The work of the Botter duo, the search for timeless lines at The Row, Glenn Martens opening his Diesel show to 4500 guests, the mainstream debates that fashion provokes on social networks – collectively, there is something moving here. There’s also the romanticism of fashion, in the literary sense of the term. You can find traces of it at Balmain with Olivier Rousteing as well as at Miuccia Prada. More personally, many fashion moments trigger an emotional response for me. From the craft work I sometimes have the chance to observe, to the research themes explored by certain designers, or the changes in brand’s artistic directors. The PhD process and work has taught me to take a step back from fashion events and consider fashion as a matter of sensitivities.

Often we see several designers arriving at a similar idea during a season. How do you explain this creative intuition?

I think this phenomenon only occurs with designers whose commonality is non-fashion references and who have a method of observation similar to ethnographic work. To develop collections that respond to the multiple demands of the market, you don’t just delve into a brand’s archives or know the history of fashion. You also have to stay connected to a certain reality of everyday life and surround yourself well. And despite the many existing reality bubbles in which we evolve (especially on the internet!), wearing clothes keeps us in common ways of living. These designers are connected to reality, in various forms, and are able to make accessible the research that is their own but based on common experiences. This is how trends emerge. 

How do you feel about designers expressing or interpreting their worldviews in their collections? 
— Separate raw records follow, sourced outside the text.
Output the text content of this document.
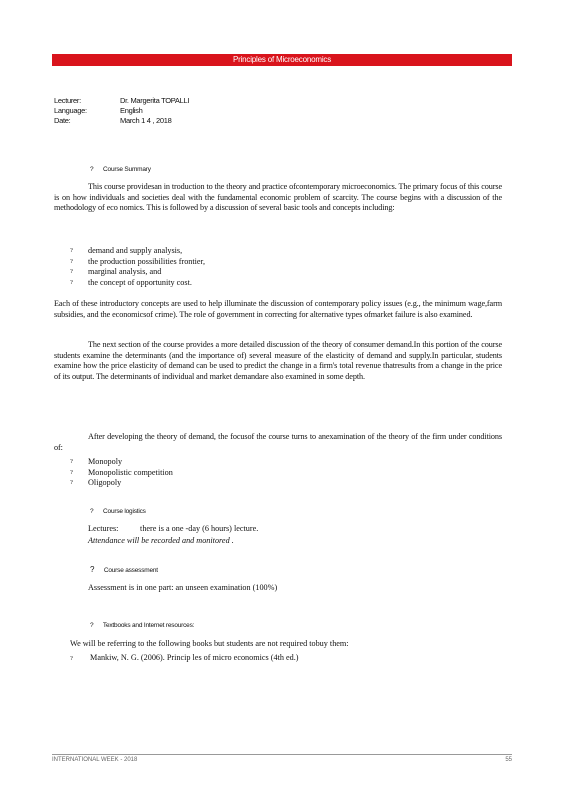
Principles of Microeconomics
Lecturer:	Dr. Margerita TOPALLI
Language:	English
Date:	March 1 4 , 2018
? Course Summary
This course providesan in troduction to the theory and practice ofcontemporary microeconomics. The primary focus of this course is on how individuals and societies deal with the fundamental economic problem of scarcity. The course begins with a discussion of the methodology of eco nomics. This is followed by a discussion of several basic tools and concepts including:
?	demand and supply analysis,
?	the production possibilities frontier,
?	marginal analysis, and
?	the concept of opportunity cost.
Each of these introductory concepts are used to help illuminate the discussion of contemporary policy issues (e.g., the minimum wage,farm subsidies, and the economicsof crime). The role of government in correcting for alternative types ofmarket failure is also examined.
The next section of the course provides a more detailed discussion of the theory of consumer demand.In this portion of the course students examine the determinants (and the importance of) several measure of the elasticity of demand and supply.In particular, students examine how the price elasticity of demand can be used to predict the change in a firm's total revenue thatresults from a change in the price of its output. The determinants of individual and market demandare also examined in some depth.
After developing the theory of demand, the focusof the course turns to anexamination of the theory of the firm under conditions of:
?	Monopoly
?	Monopolistic competition
?	Oligopoly
? Course logistics
Lectures:	there is a one -day (6 hours) lecture.
Attendance will be recorded and monitored .
? Course assessment
Assessment is in one part: an unseen examination (100%)
? Textbooks and Internet resources:
We will be referring to the following books but students are not required tobuy them:
? Mankiw, N. G. (2006). Princip les of micro economics (4th ed.)
INTERNATIONAL WEEK - 2018	55
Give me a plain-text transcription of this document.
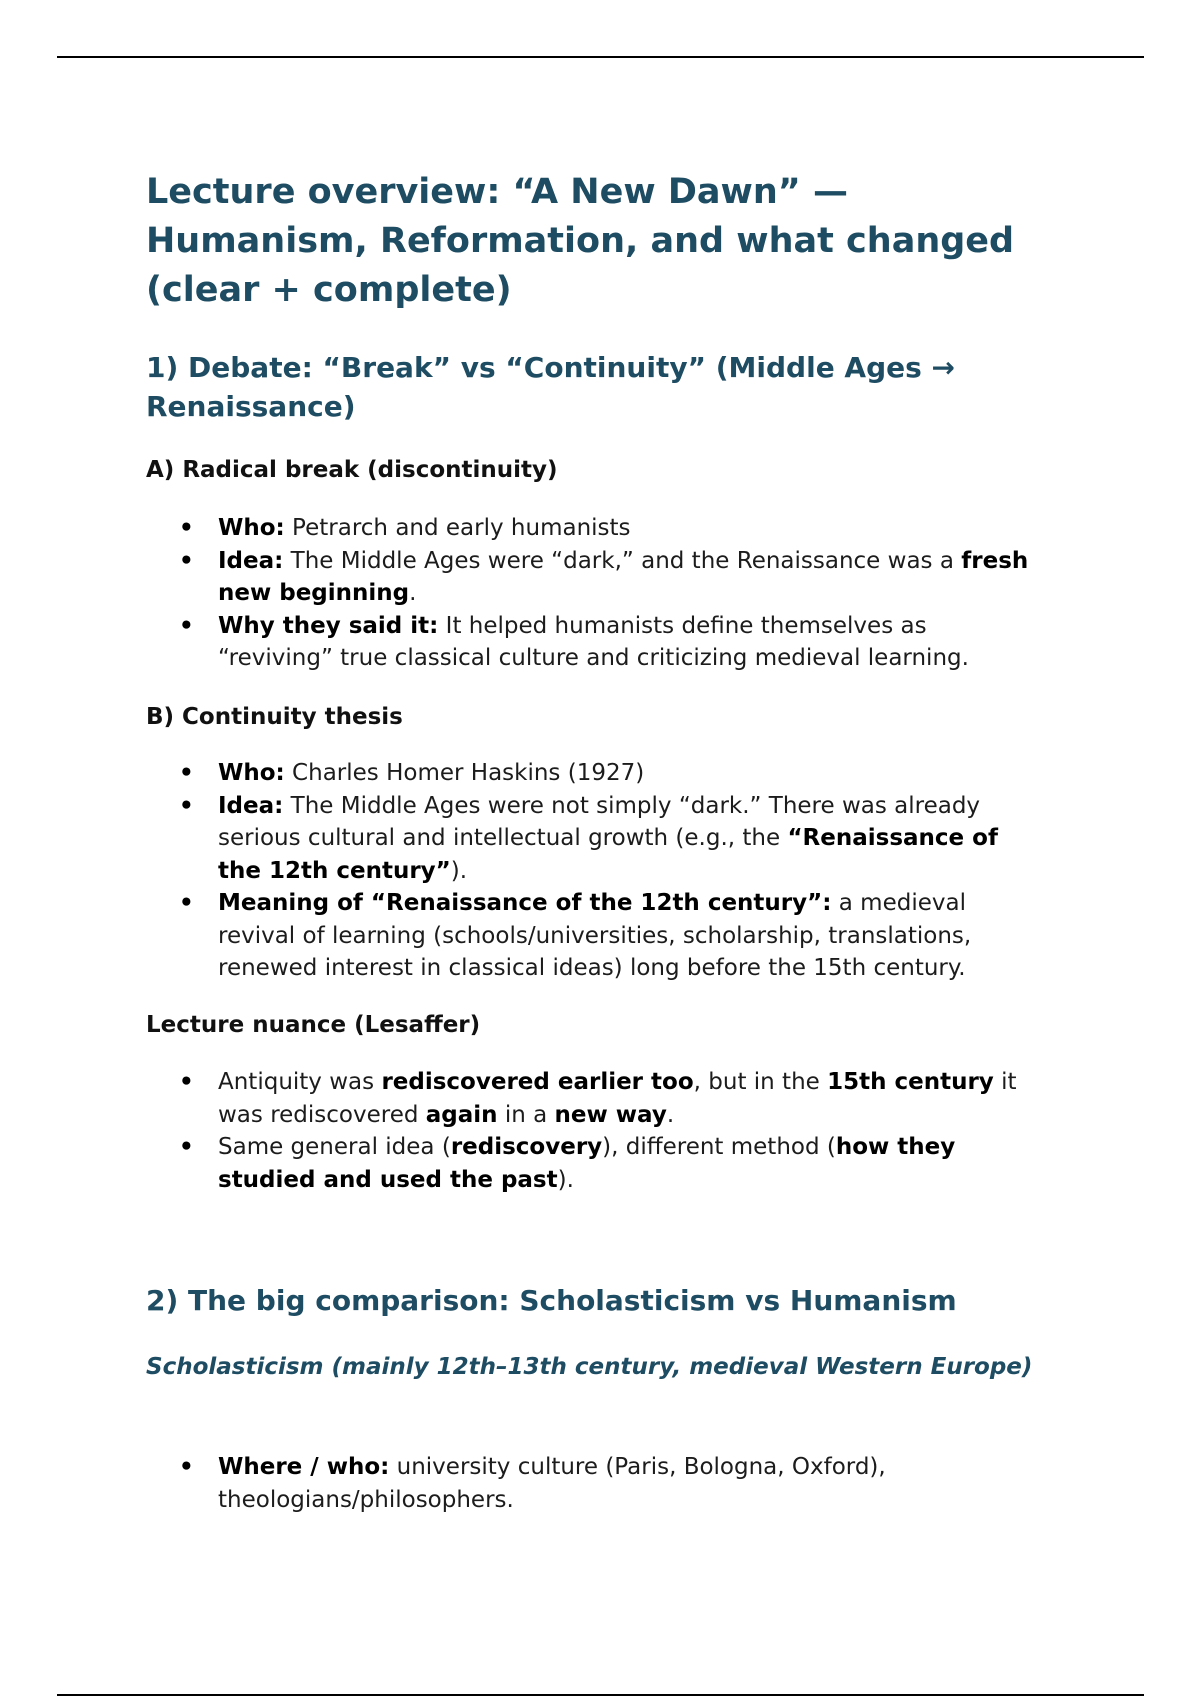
Lecture overview: “A New Dawn” — Humanism, Reformation, and what changed (clear + complete)
1) Debate: “Break” vs “Continuity” (Middle Ages → Renaissance)
A) Radical break (discontinuity)
• Who: Petrarch and early humanists
• Idea: The Middle Ages were “dark,” and the Renaissance was a fresh new beginning.
• Why they said it: It helped humanists define themselves as “reviving” true classical culture and criticizing medieval learning.
B) Continuity thesis
• Who: Charles Homer Haskins (1927)
• Idea: The Middle Ages were not simply “dark.” There was already serious cultural and intellectual growth (e.g., the “Renaissance of the 12th century”).
• Meaning of “Renaissance of the 12th century”: a medieval revival of learning (schools/universities, scholarship, translations, renewed interest in classical ideas) long before the 15th century.
Lecture nuance (Lesaffer)
• Antiquity was rediscovered earlier too, but in the 15th century it was rediscovered again in a new way.
• Same general idea (rediscovery), different method (how they studied and used the past).
2) The big comparison: Scholasticism vs Humanism
Scholasticism (mainly 12th–13th century, medieval Western Europe)
• Where / who: university culture (Paris, Bologna, Oxford), theologians/philosophers.
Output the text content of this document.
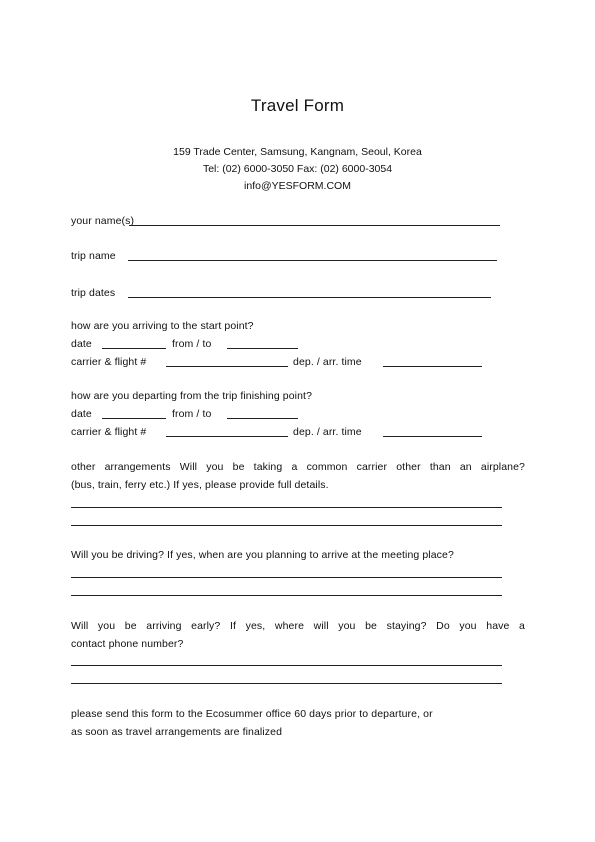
Travel Form
159 Trade Center, Samsung, Kangnam, Seoul, Korea
Tel: (02) 6000-3050 Fax: (02) 6000-3054
info@YESFORM.COM
your name(s)
trip name
trip dates
how are you arriving to the start point?
date	from / to
carrier & flight #	dep. / arr. time
how are you departing from the trip finishing point?
date	from / to
carrier & flight #	dep. / arr. time
other arrangements Will you be taking a common carrier other than an airplane?
(bus, train, ferry etc.) If yes, please provide full details.
Will you be driving? If yes, when are you planning to arrive at the meeting place?
Will you be arriving early? If yes, where will you be staying? Do you have a
contact phone number?
please send this form to the Ecosummer office 60 days prior to departure, or
as soon as travel arrangements are finalized
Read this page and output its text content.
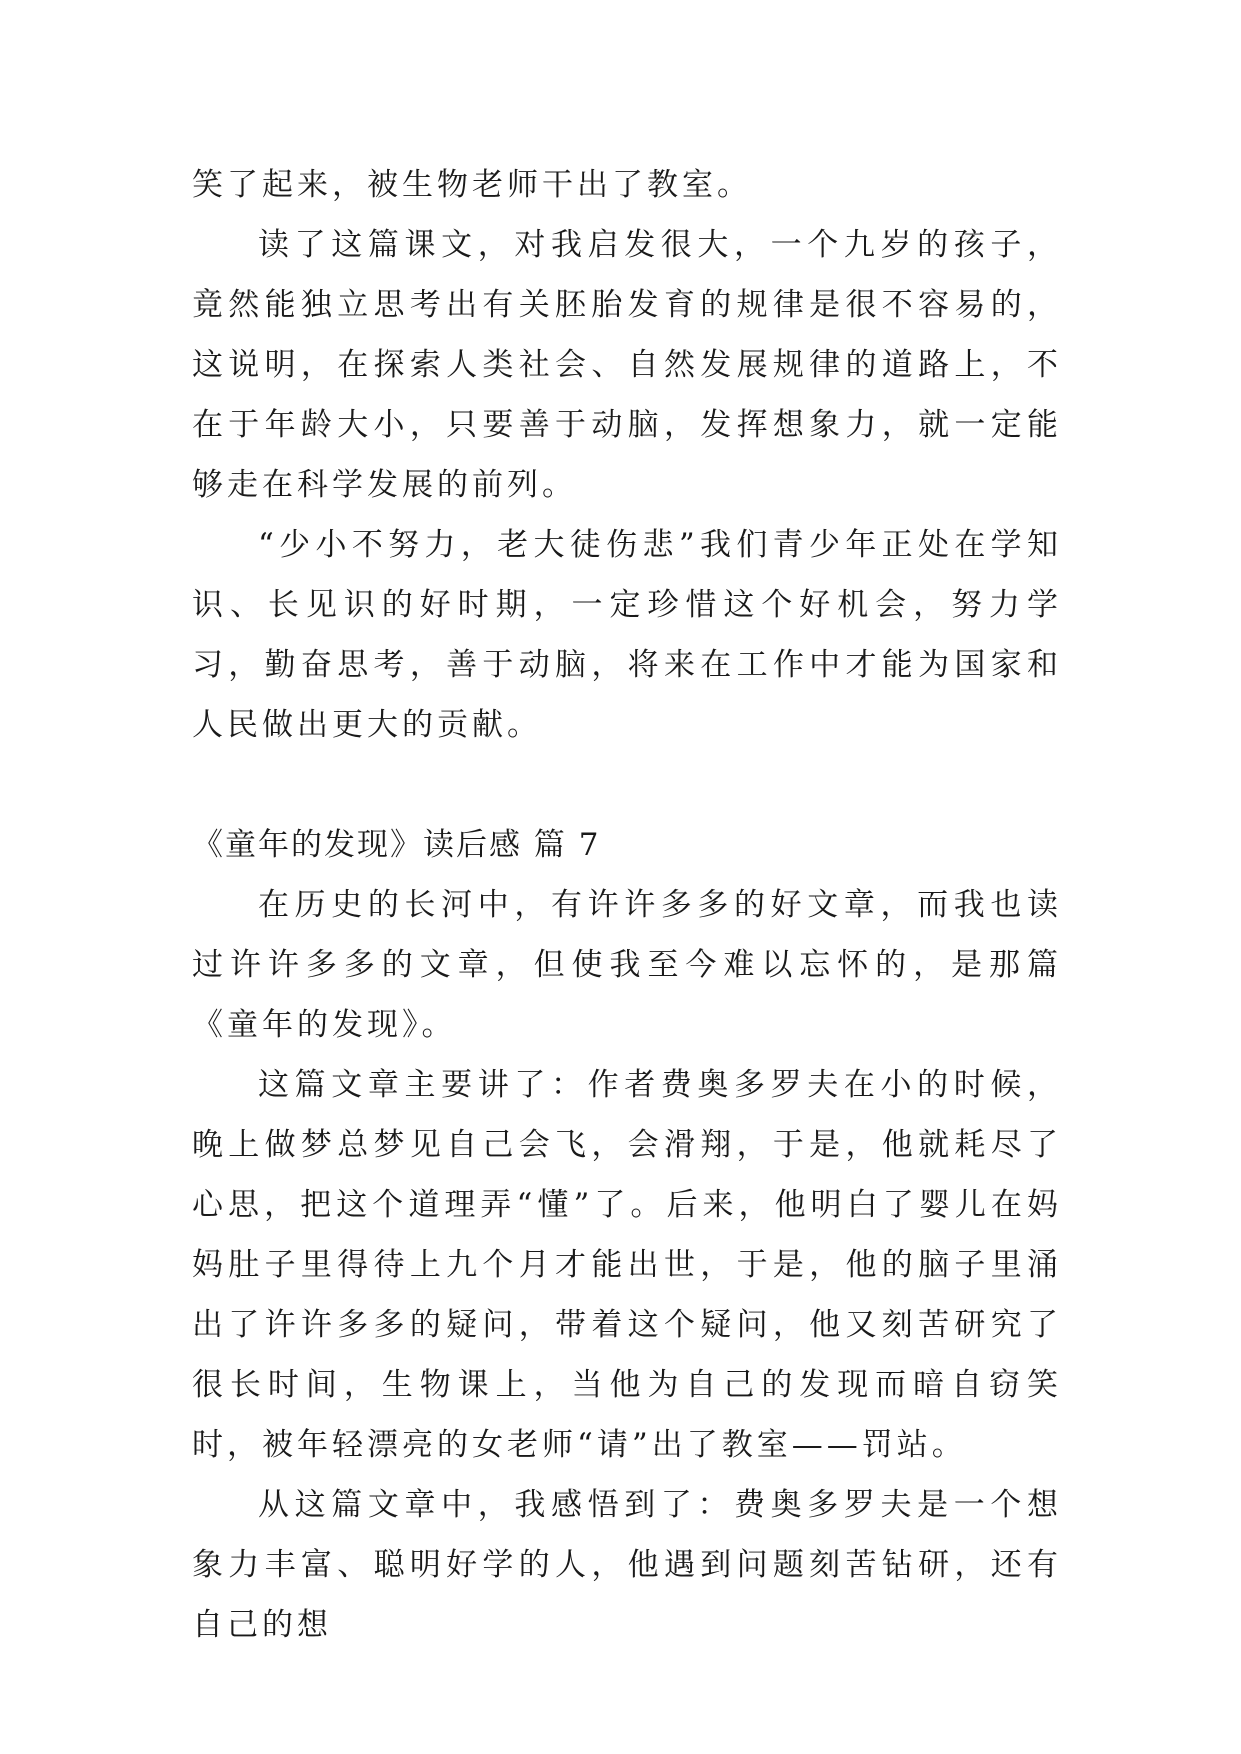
笑了起来，被生物老师干出了教室。

读了这篇课文，对我启发很大，一个九岁的孩子，竟然能独立思考出有关胚胎发育的规律是很不容易的，这说明，在探索人类社会、自然发展规律的道路上，不在于年龄大小，只要善于动脑，发挥想象力，就一定能够走在科学发展的前列。

“少小不努力，老大徒伤悲”我们青少年正处在学知识、长见识的好时期，一定珍惜这个好机会，努力学习，勤奋思考，善于动脑，将来在工作中才能为国家和人民做出更大的贡献。

《童年的发现》读后感 篇 7

在历史的长河中，有许许多多的好文章，而我也读过许许多多的文章，但使我至今难以忘怀的，是那篇《童年的发现》。

这篇文章主要讲了：作者费奥多罗夫在小的时候，晚上做梦总梦见自己会飞，会滑翔，于是，他就耗尽了心思，把这个道理弄“懂”了。后来，他明白了婴儿在妈妈肚子里得待上九个月才能出世，于是，他的脑子里涌出了许许多多的疑问，带着这个疑问，他又刻苦研究了很长时间，生物课上，当他为自己的发现而暗自窃笑时，被年轻漂亮的女老师“请”出了教室——罚站。

从这篇文章中，我感悟到了：费奥多罗夫是一个想象力丰富、聪明好学的人，他遇到问题刻苦钻研，还有自己的想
Once, Lucien Vogel wrote that “Fashion has become an art and a summary of all arts.” Designers are undeniably artists. But they are also marketing and business professionals. As artists, I think they are right to express their vision, especially in this “century of the self.” But as brand art directors, they can’t just express their vision. They need to find meaning. A Like/Dislike is not enough anymore. We must interact collectively on the basis of “why.” In this way, the work of Grace Wales Bonner, or Marine Serre, is remarkable. The personal expression of an idea becomes a project accessible to a large public taken seriously since it is an invitation to gain knowledge. Brands do not have the primary vocation of being political, but they must justify their ultra-visibility and their constant presence. 

How would you like to see fashion evolving this year?

I would like fashion to be as bold as it knows how to be, in every good sense of the word. 

This interview has been lightly edited for clarity.